British consumers now consider their smartphones and Internet connections essential to their everyday health and wellbeing, research from Ofcom has found.
Surveying nearly 2,000 UK adults, the industry watchdog found that 61% of consumers rated voice services (mobile or landline) as essential, 59% considered mobile voice or text services as essential, while 57% regarded personal internet access as essential.
Age proved to be a key factor in defining which services were considered essential, with 61% of those aged 75 and over unable to do without a landline, compared with just 12% of 16 to 24-year-olds.
Accessing the internet via a smartphone was considered essential to 53% of 16 to 24-year-olds but to no one aged 75 and above.
The study was carried out by Ofcom as part of an investigation into whether such 'essential' services are available and affordable for UK consumers, and whether they are getting good value for money.
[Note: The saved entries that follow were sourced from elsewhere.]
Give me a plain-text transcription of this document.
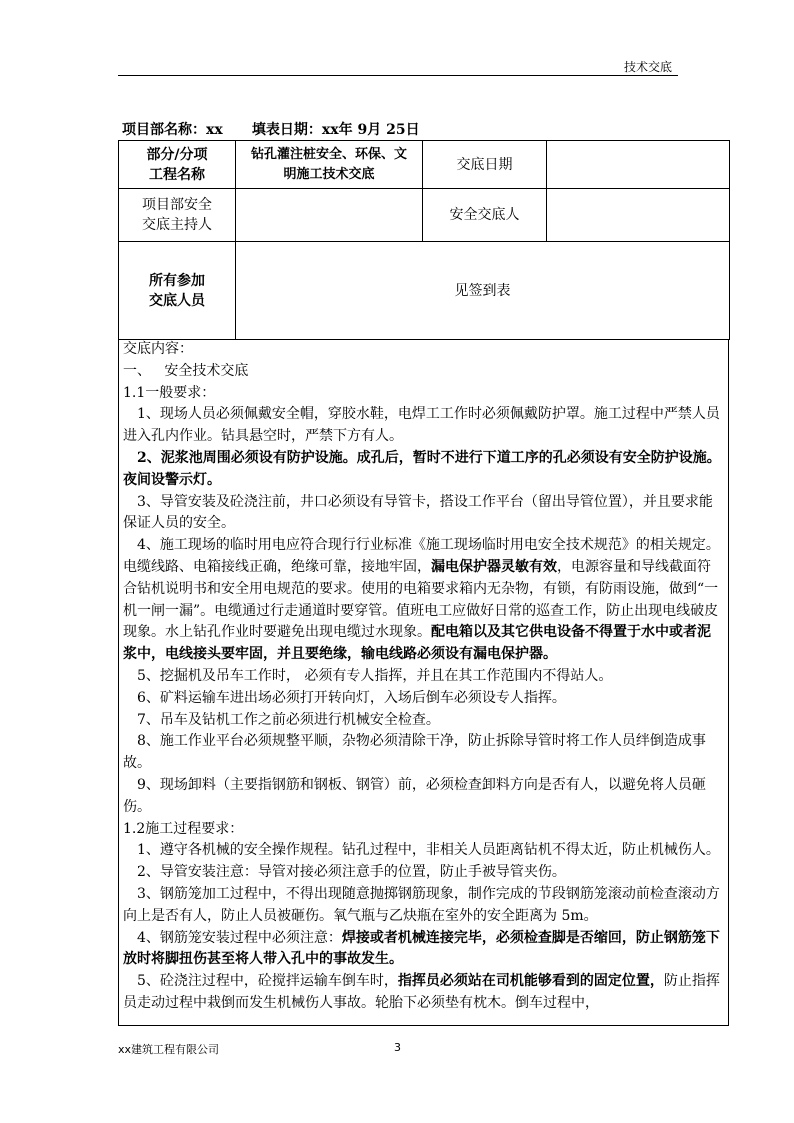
技术交底
项目部名称：xx      填表日期：xx年 9月 25日
部分/分项
工程名称	钻孔灌注桩安全、环保、文
明施工技术交底	交底日期	
项目部安全
交底主持人		安全交底人	
所有参加
交底人员	见签到表		

交底内容：

一、   安全技术交底

1.1一般要求：

1、现场人员必须佩戴安全帽，穿胶水鞋，电焊工工作时必须佩戴防护罩。施工过程中严禁人员进入孔内作业。钻具悬空时，严禁下方有人。

2、泥浆池周围必须设有防护设施。成孔后，暂时不进行下道工序的孔必须设有安全防护设施。夜间设警示灯。

3、导管安装及砼浇注前，井口必须设有导管卡，搭设工作平台（留出导管位置），并且要求能保证人员的安全。

4、施工现场的临时用电应符合现行行业标准《施工现场临时用电安全技术规范》的相关规定。电缆线路、电箱接线正确，绝缘可靠，接地牢固，漏电保护器灵敏有效，电源容量和导线截面符合钻机说明书和安全用电规范的要求。使用的电箱要求箱内无杂物，有锁，有防雨设施，做到“一机一闸一漏”。电缆通过行走通道时要穿管。值班电工应做好日常的巡查工作，防止出现电线破皮现象。水上钻孔作业时要避免出现电缆过水现象。配电箱以及其它供电设备不得置于水中或者泥浆中，电线接头要牢固，并且要绝缘，输电线路必须设有漏电保护器。

5、挖掘机及吊车工作时， 必须有专人指挥，并且在其工作范围内不得站人。

6、矿料运输车进出场必须打开转向灯，入场后倒车必须设专人指挥。

7、吊车及钻机工作之前必须进行机械安全检查。

8、施工作业平台必须规整平顺，杂物必须清除干净，防止拆除导管时将工作人员绊倒造成事故。

9、现场卸料（主要指钢筋和钢板、钢管）前，必须检查卸料方向是否有人，以避免将人员砸伤。

1.2施工过程要求：

1、遵守各机械的安全操作规程。钻孔过程中，非相关人员距离钻机不得太近，防止机械伤人。

2、导管安装注意：导管对接必须注意手的位置，防止手被导管夹伤。

3、钢筋笼加工过程中，不得出现随意抛掷钢筋现象，制作完成的节段钢筋笼滚动前检查滚动方向上是否有人，防止人员被砸伤。氧气瓶与乙炔瓶在室外的安全距离为 5m。

4、钢筋笼安装过程中必须注意：焊接或者机械连接完毕，必须检查脚是否缩回，防止钢筋笼下放时将脚扭伤甚至将人带入孔中的事故发生。

5、砼浇注过程中，砼搅拌运输车倒车时，指挥员必须站在司机能够看到的固定位置，防止指挥员走动过程中栽倒而发生机械伤人事故。轮胎下必须垫有枕木。倒车过程中，

xx建筑工程有限公司	3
Overall, the survey found that 95% of UK households have at least one mobile phone, 84% have a landline and 82% an Internet connection.
Ofcom has found that consumers had benefitted from falling prices and an increase in choice and quality over the last 10 years.
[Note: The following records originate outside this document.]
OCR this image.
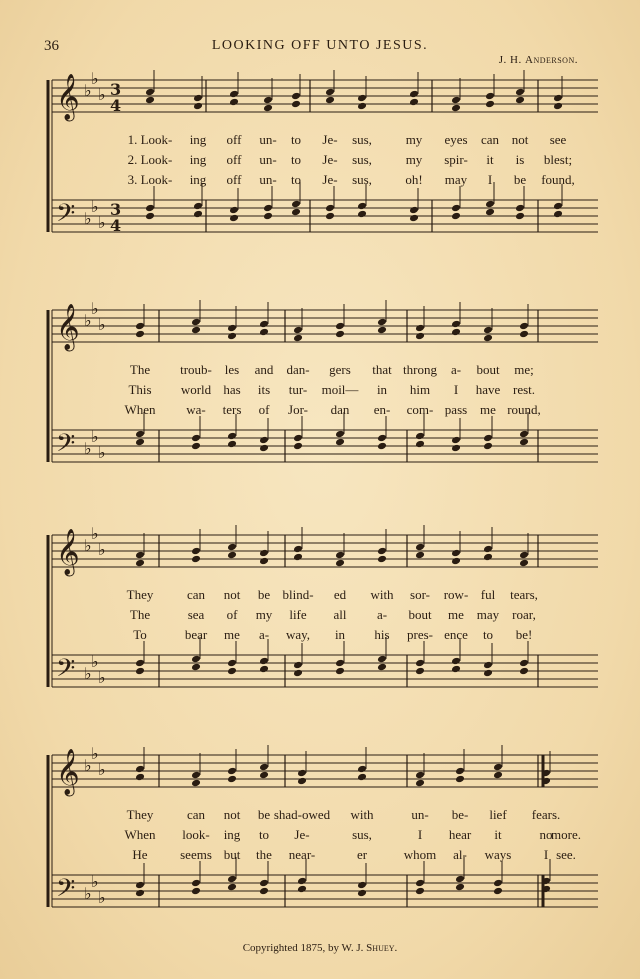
36	LOOKING OFF UNTO JESUS.
J. H. Anderson.
𝄞
𝄢
♭
♭
♭
♭
♭
♭
3
4
3
4
1. Look- ing off un- to Je- sus,	my eyes can not see
2. Look- ing off un- to Je- sus,	my spir- it is blest;
3. Look- ing off un- to Je- sus,	oh! may I be found,
𝄞
𝄢
♭
♭
♭
♭
♭
♭
The troub- les and dan- gers that throng a- bout me;
This world has its tur- moil— in him I have rest.
When wa- ters of Jor- dan en- com- pass me round,
𝄞
𝄢
♭
♭
♭
♭
♭
♭
They	can not be blind- ed with sor- row- ful tears,
The	sea of my life all a- bout me may roar,
To	bear me a- way, in his pres- ence to be!
𝄞
𝄢
♭
♭
♭
♭
♭
♭
They	can not be shad-owed with	un- be- lief fears.
When look- ing to Je-	sus,	I hear it	no
more.
He	seems but the near-	er	whom al- ways I see.
Copyrighted 1875, by W. J. Shuey.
Claudio Pollack, Ofcom's consumer group director, said: "While it's encouraging that the majority of people don't experience difficulties paying for their communications services, it's important that help is available for those who do.
"We're working to ensure that all consumers can benefit from the communications services which are most important for modern life."
7% of consumers said they would like to have broadband but don't because of the cost.